Google DeepMind has released Gemma 4, a family of four open-weight AI models. They are equipped to run on local devices, from small edge endpoints to workstations. The 31B Dense ranks third among open models on the Arena AI leaderboard despite its limited size. All models are available under an Apache 2.0 license, which removes previous restrictions and broadens the ecosystem for developers.
The four open-weight models are built for advanced reasoning and agentic workflows, Google says. The lineup consists of Effective 2B (E2B), Effective 4B (E4B), a 26B Mixture of Experts (MoE), and a 31B Dense model, all under an Apache 2.0 license.
The 31B Dense currently ranks third among open models on the Arena AI text leaderboard, while the 26B MoE holds sixth. Both outperform models up to twenty times their size in parameter count, according to Google. Since Google first donated Gemma to the open-source community in February 2024, developers have downloaded the series more than 400 million times and spawned over 100,000 community variants.
From smartphones to workstations
The E2B and E4B models target edge devices. They run fully offline on phones, Raspberry Pi, and Nvidia Jetson Orin Nano with near-zero latency, and feature native audio input. The edge models support a 128K context window; the larger 26B and 31B variants offer up to 256K tokens.

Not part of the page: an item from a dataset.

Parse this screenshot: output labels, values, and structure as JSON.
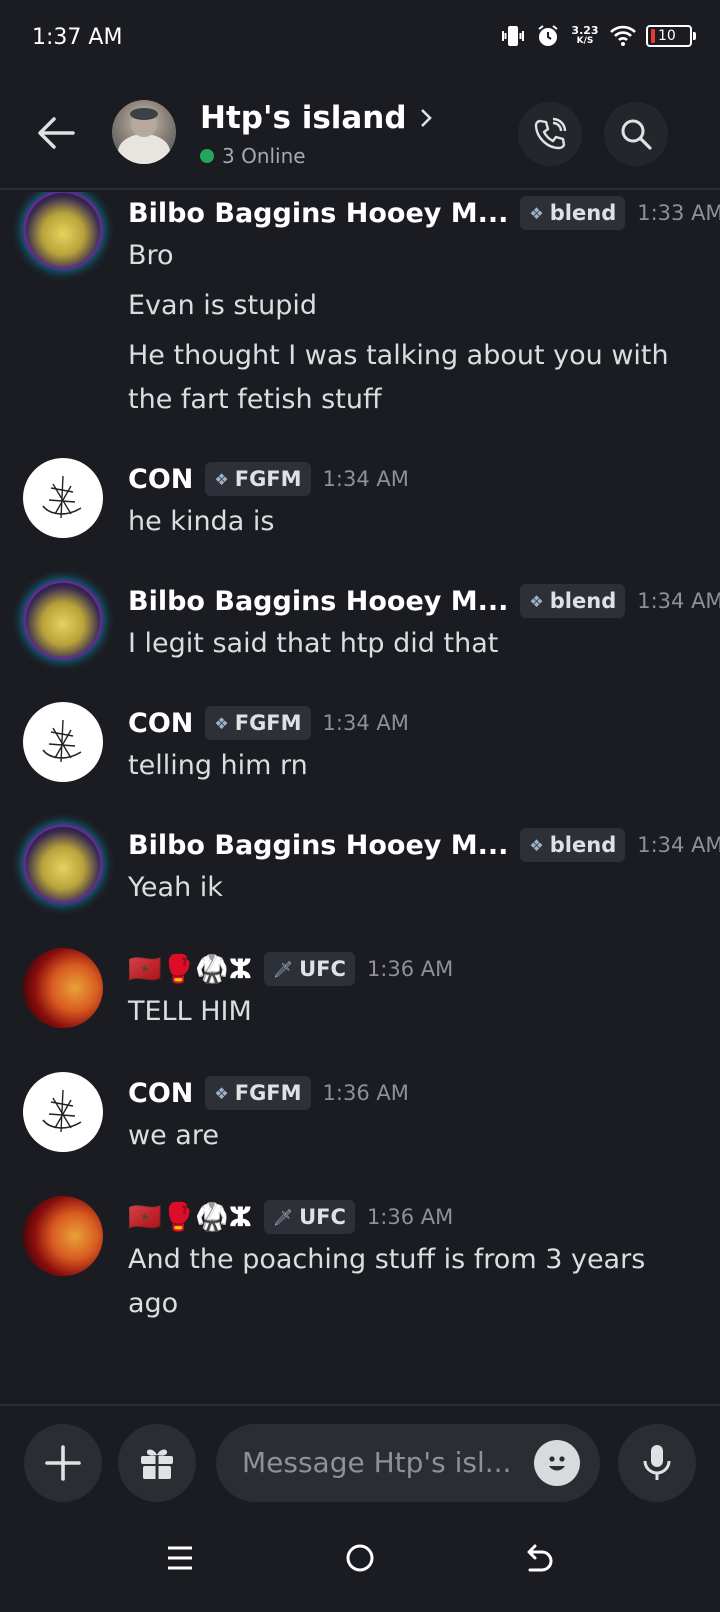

Android developers can prototype agentic flows via the AICore Developer Preview today.
For desktop use, the 31B and 26B models fit on a single 80GB NVIDIA H100 GPU. The 26B MoE activates only 3.8 billion parameters at inference, keeping latency low.
Apache 2.0 and a broader ecosystem
The Apache 2.0 license is probably the most remarkable part about this model family. It marks a clear break from earlier Gemma releases. Gemma 3 offered multimodal support and four size variants but with more restrictive terms. Gemma 4 adds day-one compatibility with vLLM, llama.cpp, Ollama, NVIDIA NIM, LM Studio, and more. Hugging Face CEO Clément Delangue has already called the Apache 2.0 release “a huge milestone.”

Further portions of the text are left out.